Heute ist der 20.02.2026 und die Motorsportwelt blickt gespannt auf Thailand, wo Jorge Martin am kommenden Samstag in Buriram erstmals seit dem Valencia-Test im November wieder auf die Strecke gehen wird. Der MotoGP-Weltmeister von 2024 hat die Freigabe der Ärzte der MotoGP-Kommission erhalten und wird mit der Aprilia RS-GP an den letzten Erprobungen vor dem Saisonstart teilnehmen. Diese erste Fahrt auf dem Kurs in Buriram ist für Martin von großer Bedeutung, da er die Tests und den Grand Prix 2025 aufgrund einer Verletzung beim Supermoto-Fahren verpasst hat.
Martin, der in den letzten 12 Monaten mit erheblichen Verletzungen zu kämpfen hatte, äußerte, dass er sich auf der Strecke in Spanien gut gefühlt hat, jedoch noch nicht in Topform ist. Er schätzt, dass er bei etwa 90 Prozent seiner Leistungsfähigkeit startet. „Der Kurs in Buriram wird mir helfen, mich wieder einzufahren“, erklärte Martin. Zudem betont er die Fortschritte seines Teams und die wertvolle Erfahrung von Marco, die ihm zugutekommen.

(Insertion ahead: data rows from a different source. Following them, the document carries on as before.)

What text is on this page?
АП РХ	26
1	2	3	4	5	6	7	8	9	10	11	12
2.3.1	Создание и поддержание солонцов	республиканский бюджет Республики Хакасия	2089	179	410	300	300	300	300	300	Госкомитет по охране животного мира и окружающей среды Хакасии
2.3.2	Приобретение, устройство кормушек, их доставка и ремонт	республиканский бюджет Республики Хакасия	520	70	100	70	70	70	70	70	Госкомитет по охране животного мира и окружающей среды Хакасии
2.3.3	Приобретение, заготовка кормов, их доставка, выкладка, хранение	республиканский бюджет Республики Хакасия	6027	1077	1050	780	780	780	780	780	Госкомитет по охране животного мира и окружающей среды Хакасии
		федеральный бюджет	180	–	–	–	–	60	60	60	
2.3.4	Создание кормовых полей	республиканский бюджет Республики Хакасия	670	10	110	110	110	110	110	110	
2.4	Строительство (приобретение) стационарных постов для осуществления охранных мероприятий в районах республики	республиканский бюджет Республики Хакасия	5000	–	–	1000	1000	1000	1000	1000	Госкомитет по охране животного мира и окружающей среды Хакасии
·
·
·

Rückblick auf die Verletzungen
Die letzten zwei Jahre waren für Martin äußerst herausfordernd. Nach einem beeindruckenden Aufstieg in der MotoGP, der ihn zum ersten Privatfahrer machte, der seit 2002 Weltmeister wurde, musste er sich mit einer Vielzahl von Verletzungen herumschlagen. Insgesamt hat er in seiner Karriere bereits 26 Knochenbrüche erlitten, was seine Teilnahme an zahlreichen Rennen und Tests erheblich beeinträchtigte. So musste er etwa die ersten drei Rennwochenenden der Saison 2025 aufgrund von zwei schweren Stürzen im Vorfeld auslassen.
Seine Verletzungschronik ist beachtlich: In nur 67 Tagen erlitt er 19 Brüche, darunter Frakturen des Mittelhandknochens, Mittelfußknochens, Speiche und mehr. Diese Rückschläge machten eine umfassende Rehabilitation notwendig, die mehrere Operationen im Dezember umfasste. Trotz dieser Widrigkeiten zeigt Martin ungebrochenen Kampfgeist und ist nun bereit, sich auf der Strecke zu beweisen.
Ausblick auf die Zukunft
Mit Blick auf die Zukunft äußerte Martin Bedauern über den Wegfall der Rennstrecke in Phillip Island, die er als eine der schönsten im Kalender bezeichnet. Auch der Verlust der Lombok-Rennstrecke trifft ihn schwer. Die Frage nach seiner Zukunft im Jahr 2027 bleibt bislang unbeantwortet, jedoch deutet vieles darauf hin, dass er und sein Management das Projekt mit Aprilia als gescheitert betrachten und möglicherweise für das Yamaha-Werksteam unterschreiben werden, sobald er seine vollständige Genesung nachweist.
Die MotoGP-Saison 2026 verspricht also spannend zu werden, insbesondere mit Martins Rückkehr und der Frage, wie er sich nach seiner schweren Verletzungsphase schlagen wird. Die Fans dürfen sich auf seine erste Fahrt mit der Aprilia RS-GP in Buriram freuen, während sie gleichzeitig die Entwicklungen im Transfermarkt aufmerksam verfolgen.